Hostiles - A revisionist western starring Christian Bale, Rosamund Pike, Wes Studi, and others (including a bit part for Timothée Chalamet). It's pretty enough, it's grim enough, but I thought of it as merely passable. There was potential in the premise, of Bale's racist Indian fighter Army captain, inured to violence and revenge, being forced to escort a dying former enemy chieftain back to his homeland, and Rosemund Pike as a settler's wife who loses her family to a particularly vicious band of Comanche, but it's all rather muddled and drawn out and concludes with a rather false-feeling climactic, tragic end that feels grim for the sake of grimness. The film is no Unforgiven, lets put it that way.

Midnight Run - Never seen this 80s buddy comedy classic starring De Niro and Charles Grodin before, and... I can see why. I checked all the reviews and people loved and continue to love it, but I found it fairly one note, recycling the same gags over and over again. It's nice to see De Niro having fun, to be sure. (Also, it does emphasize to me just how off some of the de-aging in The Irishman was...)

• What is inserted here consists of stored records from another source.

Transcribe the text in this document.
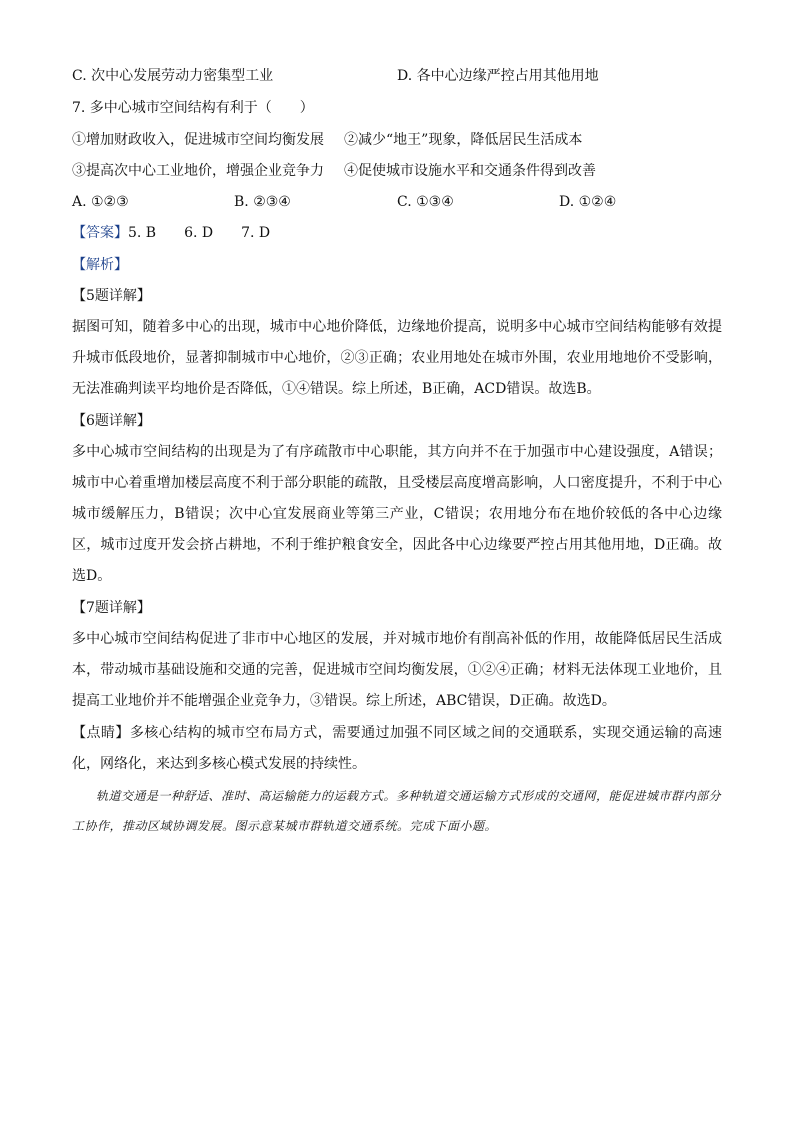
C. 次中心发展劳动力密集型工业	D. 各中心边缘严控占用其他用地
7. 多中心城市空间结构有利于（　　）
①增加财政收入，促进城市空间均衡发展 ②减少“地王”现象，降低居民生活成本
③提高次中心工业地价，增强企业竞争力 ④促使城市设施水平和交通条件得到改善
A. ①②③	B. ②③④	C. ①③④	D. ①②④
【答案】5. B　　6. D　　7. D
【解析】
【5题详解】
据图可知，随着多中心的出现，城市中心地价降低，边缘地价提高，说明多中心城市空间结构能够有效提升城市低段地价，显著抑制城市中心地价，②③正确；农业用地处在城市外围，农业用地地价不受影响，无法准确判读平均地价是否降低，①④错误。综上所述，B正确，ACD错误。故选B。
【6题详解】
多中心城市空间结构的出现是为了有序疏散市中心职能，其方向并不在于加强市中心建设强度，A错误；城市中心着重增加楼层高度不利于部分职能的疏散，且受楼层高度增高影响，人口密度提升，不利于中心城市缓解压力，B错误；次中心宜发展商业等第三产业，C错误；农用地分布在地价较低的各中心边缘区，城市过度开发会挤占耕地，不利于维护粮食安全，因此各中心边缘要严控占用其他用地，D正确。故选D。
【7题详解】
多中心城市空间结构促进了非市中心地区的发展，并对城市地价有削高补低的作用，故能降低居民生活成本，带动城市基础设施和交通的完善，促进城市空间均衡发展，①②④正确；材料无法体现工业地价，且提高工业地价并不能增强企业竞争力，③错误。综上所述，ABC错误，D正确。故选D。
【点睛】多核心结构的城市空布局方式，需要通过加强不同区域之间的交通联系，实现交通运输的高速化，网络化，来达到多核心模式发展的持续性。
轨道交通是一种舒适、准时、高运输能力的运载方式。多种轨道交通运输方式形成的交通网，能促进城市群内部分工协作，推动区域协调发展。图示意某城市群轨道交通系统。完成下面小题。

Prisoners - First time seeing this Denis Villeneuve-directed film. The direction was fine but not particularly noteworthy (borne out by the lack of nominations on that score), though the cinematography was excellent (Roger Deakins FTW). A dark story of Hugh Jackman's prepper character taking matters into his own hand when the police can't find his kidnapped daughter and her friend, it throws one or two twists out that went nowhere (there's a thing about a found sock that I can't at all fit into the story other than it being a red herring). Jake Gylenhaal as a troubled police detective trying to solve the case is pretty good, though he adopted a weird blinking tic that felt very "actorish". Paul Dano does Paul Dano. Worth watching, but I suspect you could have trimmed it down in length a bit.

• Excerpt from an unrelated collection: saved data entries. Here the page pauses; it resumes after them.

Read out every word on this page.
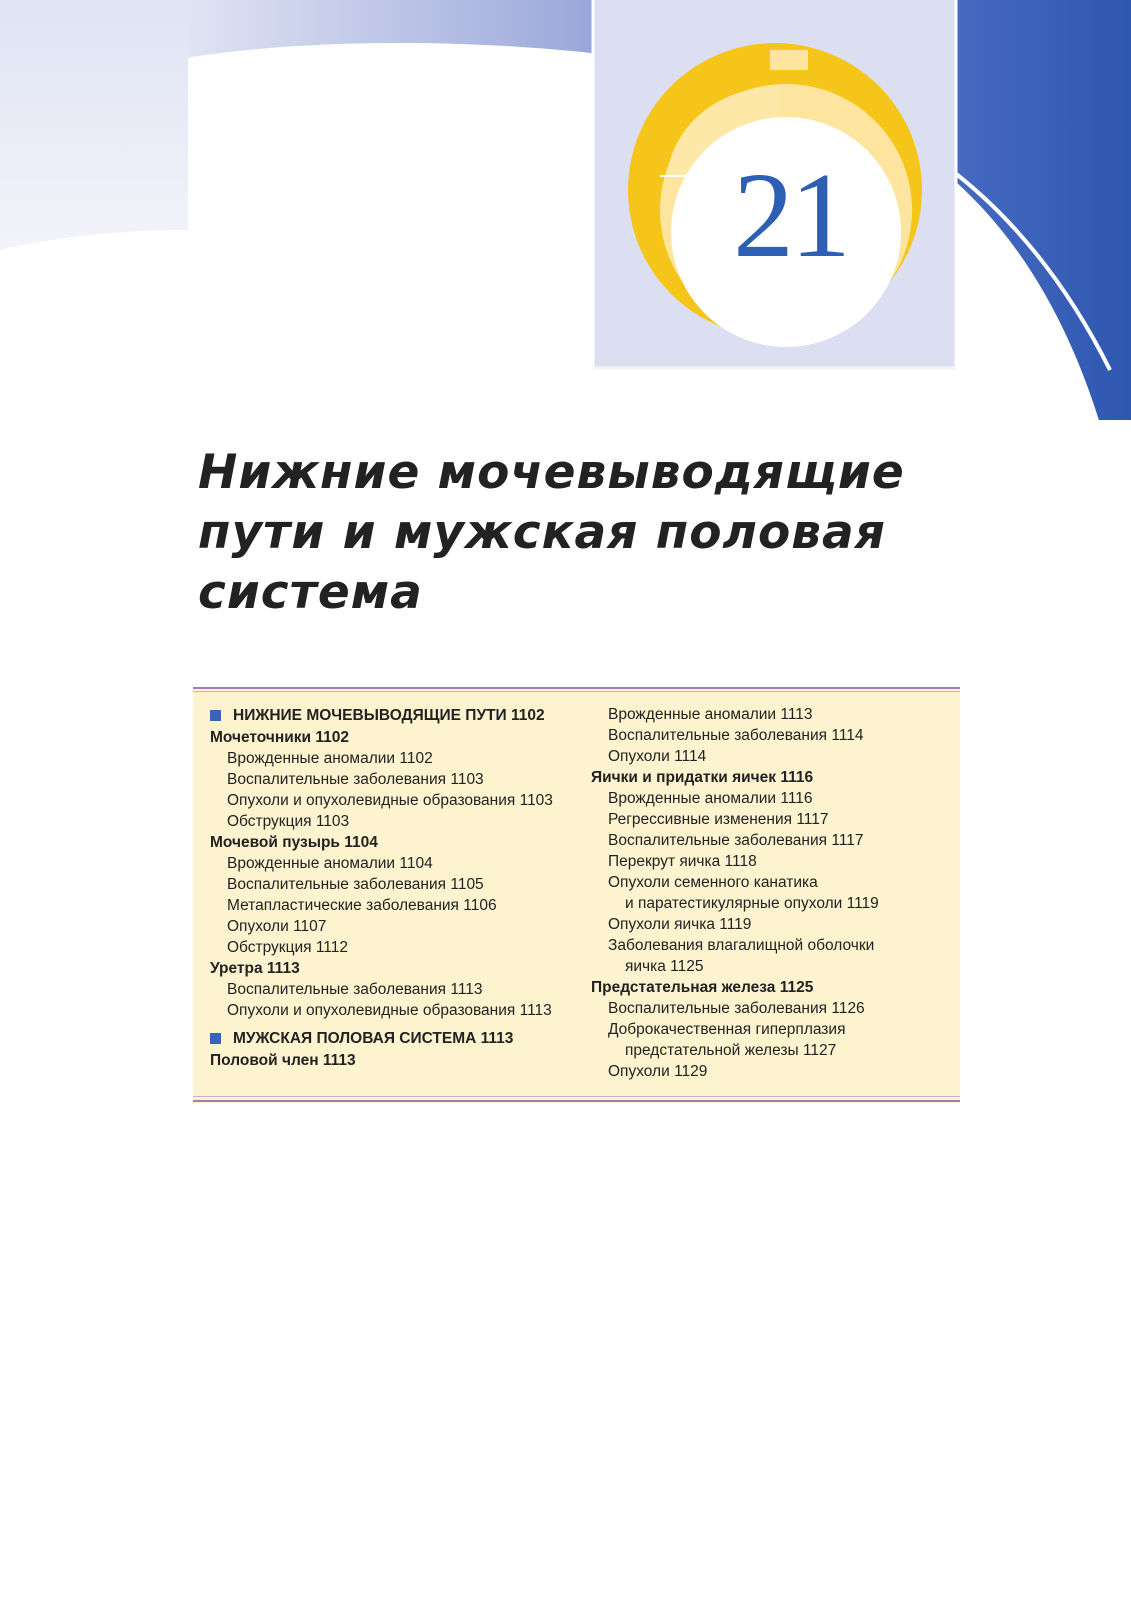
21
Нижние мочевыводящие
пути и мужская половая
система
НИЖНИЕ МОЧЕВЫВОДЯЩИЕ ПУТИ 1102
Мочеточники 1102
Врожденные аномалии 1102
Воспалительные заболевания 1103
Опухоли и опухолевидные образования 1103
Обструкция 1103
Мочевой пузырь 1104
Врожденные аномалии 1104
Воспалительные заболевания 1105
Метапластические заболевания 1106
Опухоли 1107
Обструкция 1112
Уретра 1113
Воспалительные заболевания 1113
Опухоли и опухолевидные образования 1113
МУЖСКАЯ ПОЛОВАЯ СИСТЕМА 1113
Половой член 1113
Врожденные аномалии 1113
Воспалительные заболевания 1114
Опухоли 1114
Яички и придатки яичек 1116
Врожденные аномалии 1116
Регрессивные изменения 1117
Воспалительные заболевания 1117
Перекрут яичка 1118
Опухоли семенного канатика
и паратестикулярные опухоли 1119
Опухоли яичка 1119
Заболевания влагалищной оболочки
яичка 1125
Предстательная железа 1125
Воспалительные заболевания 1126
Доброкачественная гиперплазия
предстательной железы 1127
Опухоли 1129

Beirut - A Jon Hamm-led film set mostly in the 1980s, a very good, if old-fashioned, espionage film in which a former State Department negotiator is brought in to negotiate the release of a kidnapped embassy employee he used to know before things went to hell. Hamm's very good in this, playing a role that would have been played by Robert Redford thirty years ago. Looking at commentary on it, apparently the trailer for the film sparked a lot of outrage about its depiction of Lebanon and Arab characters, but the film it self is substantially more nuanced, IMO. Also, funnily enough, another Rosamund Pike performance, now as a CIA agent operating under cover at the embassy who is involved in things. I will say that the final act turns a little bit on this throwaway detail about a superior that doesn't really contribute to the plot, per se, except to provide an excuse to go it alone. Also the very last scene is really super, super 80s film trope inspired.

Atlantics  - Senegalese film directed by French-Senegelase actress-director Mati Diop. It won the Grand Prix at Cannes, and was submitted as Senegal's entry for Best Foreign Language film at the Oscars but was not selected. Many -- maybe most -- of the performers were not actors by trade, but there's an amazing lack of self-consciousness on display on the camera, with some very real performances. It's basically a love story with a supernatural element, set in dusty Dakar with the Atlantic ocean roiling along the shore. Ada, a young woman about to be married in an arranged marriage to the son of a wealthy family, is in love with Souleiman, a construction worker who is unofficial leader of a work crew who are protesting having gone unpaid for four months. Someting happens to him and his friends, Ada is left alone and forced to marry, but... things start happening. It's a beautifully directed film, and quite poetic as it approaches its end.  Also the first time I've seen a film that is primarily in the Wolof, the lingua franca of Senegeal (there's just a bit of French and English as well, and I think some Arabic).